第 67 章节(1 / 2)
只因他奉命去往畿辅之外先行探查,一时不得回京,刘璇便去了四夷馆,把礼品寄由曹爽转交。那蒲元见他言谈得体,笑道:“待皇嗣大些了,我便也造一把宝剑,却请太后镌上‘炎兴’字样,送与你佩戴可使得?”
刘璇知道先帝八剑中,太后与先帝是同一年号,三位将军又是同一年号,刘禅则与两位兄弟同一年号,乃笑道:“可多打几件与我,待我赐给他人么?”
蒲元抄了手往旁边一靠,说道:“皇嗣往后当还有别的弟兄姊妹,自是不必多说的。”
刘璇摇头道:“那时父皇吩咐下来,你自当铸给我弟妹们;我向你求的,却需我拿去再赐与左右,便与先前那些不同。”
蒲元眉头微挑,笑道:“殿下少年有志,这便筹划着往后提拔要臣,亲理阴阳了么?”
他说话调子比先前低几分,引得刘璇与钟会对视一眼,那钟会因往刘璇手上捏了一把,刘璇便道:“阁下却是误会了,我只是独自一人玩惯了,好容易有个伴,总需得赠他些有别他人的物事,方不负他情义;往后倘结识的人多了,也得定几个能够交生死的养在身边才是。”
蒲元笑道:“好歹殿下是个有情有义的,我权且记下,待报与陛下,统共再铸上八把,都交在殿下手中。”
那钟会却忽的省起一事,遂问他说:“先生却要与先帝八剑一样,再配上八只小件么?”
他所指的自然是先帝那八只玉鱼。蒲元面上神色稍纵即逝,乃道:“那八只小鱼玉器本是出自太后授意,有纪念太后与先帝当初相识之意,若殿下的剑要配些小件,当再用别的物事了。”
钟会便点了头,只听刘璇道:“我还没想好要配些甚么,待我同士季转去玩会,回头再来告诉你。”说罢携钟会一道向蒲元行了一揖,那蒲元连忙还了礼,送他两个出门。
刘璇牵了钟会往车上走,钟会只行了几步,忽的慢下来,刘璇知他有话,遂说:“可还有甚么不明白的?”
钟会道:“他先一直只唤你作皇嗣,后来方改口称殿下,虽于礼无甚不合之处,我总是觉得有些道不明的深意。”
刘璇笑道:“你却是为了这事停下?他在太后身边待惯了,便随太后以下的人称我为‘皇嗣’;那‘殿下’却是我在蜀中时候的称呼。”一面说着,更前行数丈,先与仆从把钟会搀扶上车,自己随后擡脚踩上马凳,滚在钟会身边。
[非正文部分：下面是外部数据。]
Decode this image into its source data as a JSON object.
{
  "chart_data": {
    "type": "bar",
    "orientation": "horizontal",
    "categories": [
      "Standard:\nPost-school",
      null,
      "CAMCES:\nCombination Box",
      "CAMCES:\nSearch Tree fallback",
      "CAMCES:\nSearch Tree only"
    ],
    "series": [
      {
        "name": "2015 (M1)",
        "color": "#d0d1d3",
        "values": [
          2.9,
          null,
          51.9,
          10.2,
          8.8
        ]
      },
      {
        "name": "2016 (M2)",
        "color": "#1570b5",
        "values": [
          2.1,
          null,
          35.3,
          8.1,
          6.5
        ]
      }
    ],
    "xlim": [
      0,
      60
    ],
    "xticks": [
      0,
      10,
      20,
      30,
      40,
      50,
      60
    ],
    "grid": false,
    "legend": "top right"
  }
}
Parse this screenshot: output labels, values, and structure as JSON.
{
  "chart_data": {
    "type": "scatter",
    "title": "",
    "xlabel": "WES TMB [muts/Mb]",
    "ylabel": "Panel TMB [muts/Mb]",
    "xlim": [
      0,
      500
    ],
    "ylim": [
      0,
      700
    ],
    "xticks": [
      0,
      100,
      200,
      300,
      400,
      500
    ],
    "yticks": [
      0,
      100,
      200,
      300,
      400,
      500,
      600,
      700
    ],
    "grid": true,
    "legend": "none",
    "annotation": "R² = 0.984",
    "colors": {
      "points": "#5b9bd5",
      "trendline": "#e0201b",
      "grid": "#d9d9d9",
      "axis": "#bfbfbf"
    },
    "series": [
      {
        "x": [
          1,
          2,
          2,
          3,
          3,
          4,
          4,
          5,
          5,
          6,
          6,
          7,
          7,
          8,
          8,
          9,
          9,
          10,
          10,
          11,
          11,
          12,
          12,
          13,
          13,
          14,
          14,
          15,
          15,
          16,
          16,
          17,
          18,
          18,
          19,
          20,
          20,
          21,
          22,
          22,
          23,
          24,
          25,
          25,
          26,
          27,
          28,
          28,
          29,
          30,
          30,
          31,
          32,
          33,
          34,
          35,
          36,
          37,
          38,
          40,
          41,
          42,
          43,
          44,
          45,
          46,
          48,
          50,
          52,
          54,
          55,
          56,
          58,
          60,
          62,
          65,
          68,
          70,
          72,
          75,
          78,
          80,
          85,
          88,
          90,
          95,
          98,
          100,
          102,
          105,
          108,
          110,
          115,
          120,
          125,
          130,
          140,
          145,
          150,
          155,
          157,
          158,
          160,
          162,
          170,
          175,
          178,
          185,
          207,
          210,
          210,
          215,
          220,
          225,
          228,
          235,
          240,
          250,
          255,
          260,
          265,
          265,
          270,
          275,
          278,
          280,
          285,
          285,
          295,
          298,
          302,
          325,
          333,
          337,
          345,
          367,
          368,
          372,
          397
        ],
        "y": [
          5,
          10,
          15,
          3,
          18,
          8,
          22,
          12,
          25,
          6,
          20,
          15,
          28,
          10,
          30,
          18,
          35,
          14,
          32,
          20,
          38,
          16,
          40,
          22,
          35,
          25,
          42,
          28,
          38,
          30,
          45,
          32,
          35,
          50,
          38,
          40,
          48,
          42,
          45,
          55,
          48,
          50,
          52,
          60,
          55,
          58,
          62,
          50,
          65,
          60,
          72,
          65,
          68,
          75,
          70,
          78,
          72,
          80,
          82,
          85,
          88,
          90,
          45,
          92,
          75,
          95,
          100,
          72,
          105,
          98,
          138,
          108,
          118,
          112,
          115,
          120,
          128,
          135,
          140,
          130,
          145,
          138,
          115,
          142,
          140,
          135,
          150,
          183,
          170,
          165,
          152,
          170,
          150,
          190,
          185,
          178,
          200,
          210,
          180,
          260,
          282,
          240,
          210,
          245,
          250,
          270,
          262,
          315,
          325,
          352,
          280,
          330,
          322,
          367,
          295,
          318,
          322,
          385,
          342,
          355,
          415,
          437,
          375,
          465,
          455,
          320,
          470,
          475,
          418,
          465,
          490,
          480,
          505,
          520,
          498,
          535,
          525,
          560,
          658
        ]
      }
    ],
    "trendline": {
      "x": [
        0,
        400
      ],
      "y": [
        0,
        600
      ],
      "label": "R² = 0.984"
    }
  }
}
钟会忙把他扶稳,将刚才蒲元一番话再回想一道,因往刘璇臂上一枕,问道:“四夷馆已交在曹昭伯手里管着,曹昭伯原先又是将军署的人,这大将军却是甚么样的人?先在洛阳时便多听人提他,这会子领着曹昭伯这样的人物,太后和陛下里里外外俱是一味的喜欢他,却总也不见他人在,每每令人好生奇怪。”
刘璇笑道:“你要说别人我兴许还熟络些,偏偏是他,我也说不出个所以然。前年我还在成都时见过他几面,那会子我不大记事,他一年内也不回来几次,又是魏国那边来的降将,太后再喜欢他,总是不便与我多亲厚的。”
他见钟会隐隐有些失望,又道:“你倒不必记挂着,他忙完这阵,自会回来向父皇复命,你我便知他能耐了。”钟会方止了心思,捏着锦囊里头的连环锁,倚在刘璇身上浅浅睡去。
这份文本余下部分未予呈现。